Voor Matteüs gaan vandaag ‘de schriften in vervulling’: de geschiedenis van Gods volk, zoals opgetekend in Genesis en Exodus, komt tot zijn toppunt. Het is geen lieflijk gebeuren maar een grimmig verhaal van vreemdelingen die ongewenst zijn, van bedreigd worden met de dood door een despoot en zijn kliek. Het jongetje Mozes dat ten dode is opgeschreven maar ‘uit het water’ opgehaald wordt, uit de dood vandaan, is in levenden lijve aanwezig.
Het is een verhaal van beweging tegenover verstarring, nieuwsgierigheid tegenover angst.

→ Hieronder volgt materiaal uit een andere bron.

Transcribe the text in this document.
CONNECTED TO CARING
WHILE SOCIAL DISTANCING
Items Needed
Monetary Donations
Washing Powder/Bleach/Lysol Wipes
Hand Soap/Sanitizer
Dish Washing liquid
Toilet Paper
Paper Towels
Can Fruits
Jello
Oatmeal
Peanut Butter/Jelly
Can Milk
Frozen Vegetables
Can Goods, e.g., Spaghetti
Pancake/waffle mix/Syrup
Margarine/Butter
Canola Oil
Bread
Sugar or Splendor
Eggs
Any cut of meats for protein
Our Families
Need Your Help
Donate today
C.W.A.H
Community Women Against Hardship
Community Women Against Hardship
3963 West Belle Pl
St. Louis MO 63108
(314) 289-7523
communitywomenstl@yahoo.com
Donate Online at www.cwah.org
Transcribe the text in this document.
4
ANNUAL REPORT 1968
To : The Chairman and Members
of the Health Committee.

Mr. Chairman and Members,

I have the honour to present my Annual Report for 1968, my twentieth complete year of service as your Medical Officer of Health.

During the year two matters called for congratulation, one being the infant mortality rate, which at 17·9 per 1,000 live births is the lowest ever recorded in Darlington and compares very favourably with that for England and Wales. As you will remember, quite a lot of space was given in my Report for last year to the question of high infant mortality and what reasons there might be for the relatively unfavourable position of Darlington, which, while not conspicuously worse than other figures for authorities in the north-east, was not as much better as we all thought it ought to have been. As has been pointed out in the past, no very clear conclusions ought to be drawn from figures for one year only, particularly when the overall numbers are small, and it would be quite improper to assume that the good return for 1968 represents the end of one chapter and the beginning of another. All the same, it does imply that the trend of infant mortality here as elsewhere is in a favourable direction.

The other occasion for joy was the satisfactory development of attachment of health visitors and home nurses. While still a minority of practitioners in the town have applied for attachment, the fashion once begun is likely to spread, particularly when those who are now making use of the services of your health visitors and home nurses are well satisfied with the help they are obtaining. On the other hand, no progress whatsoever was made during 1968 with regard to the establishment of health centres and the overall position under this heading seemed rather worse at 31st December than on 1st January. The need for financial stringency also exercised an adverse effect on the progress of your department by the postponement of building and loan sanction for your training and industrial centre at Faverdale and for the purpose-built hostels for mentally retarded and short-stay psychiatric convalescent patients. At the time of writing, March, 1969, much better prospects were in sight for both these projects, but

Er verschijnen mensen uit een andere omgeving - magiërs genoemd die zich los hebben gemaakt van hun vaste plek, aangetrokken door een ster; mogelijk hebben zij iets met sterren - signalen waarvoor zij open staan vanuit hun cultuur. Hoe je dit fenomeen ook duidt, die vreemdelingen zijn in ieder geval ontvankelijk voor iets dat verder reikt dan wat direct voor het grijpen ligt en uitstijgt boven het eerste dat in je opkomt. Zij zijn niet voldaan maar ‘nieuwsgierig’, toegankelijk voor het nieuwe, en laten zich uitnodigen om van hun vaste plaats te komen.
Hoe anders is het gesteld met degenen bij wie zij zich aandienen. Voor Herodes en Jeruzalem is het niet minder dan een aardschok - een seismos, staat er letterlijk. Een nieuwe koning wordt aangemeld en het machtscentrum weet van niets! Voor heerszuchtigen, najagers van controle en zeggingschap, uiterst bedreigend. Koning Herodes, vertegenwoordiger van macht die over lijken gaat, gedraagt zich als destijds de farao, die bang was dat dat vreemde volkje van trekkers - ‘Hebreeën’ – hem boven het hoofd zou groeien.
En dan die priesters en schriftgeleerden. Zij gedragen zich als een kliek om de tiran heen. Zij bezitten de schriften; maar die blijven voor hen een gesloten boek, totdat die vreemden met hun vragen hen nopen deze te openen. En dan nog doen zij dat meer op instigatie en in het belang van Herodes, dan om de zoekende magiërs van dienst te zijn. Zij vertegenwoordigen een schriftlezing die gekaapt wordt door machthebbers en tot slaaf gemaakt van dominante leuzen als ‘weer de grootste’ en ‘winner takes all’. Het is maar al te herkenbaar in deze tijd.
Het zijn uitgerekend outsiders, ‘van niets wetend’ maar nieuwsgierig, die met hun vragen de schriften weer openen en oude woorden nieuw doen klinken: over een koning die heel anders is dan men verwacht of wenst. Hij is van geringe komaf: uit het kleine Bethlehem, afstammeling van een figuur die allesbehalve een macho was - David, die door vader en broers als schapenjongen ‘met rossig haar en mooie ogen’ over het hoofd gezien werd, toen de profeet Samuel een opvolger zocht voor de kloek gebouwde Saul.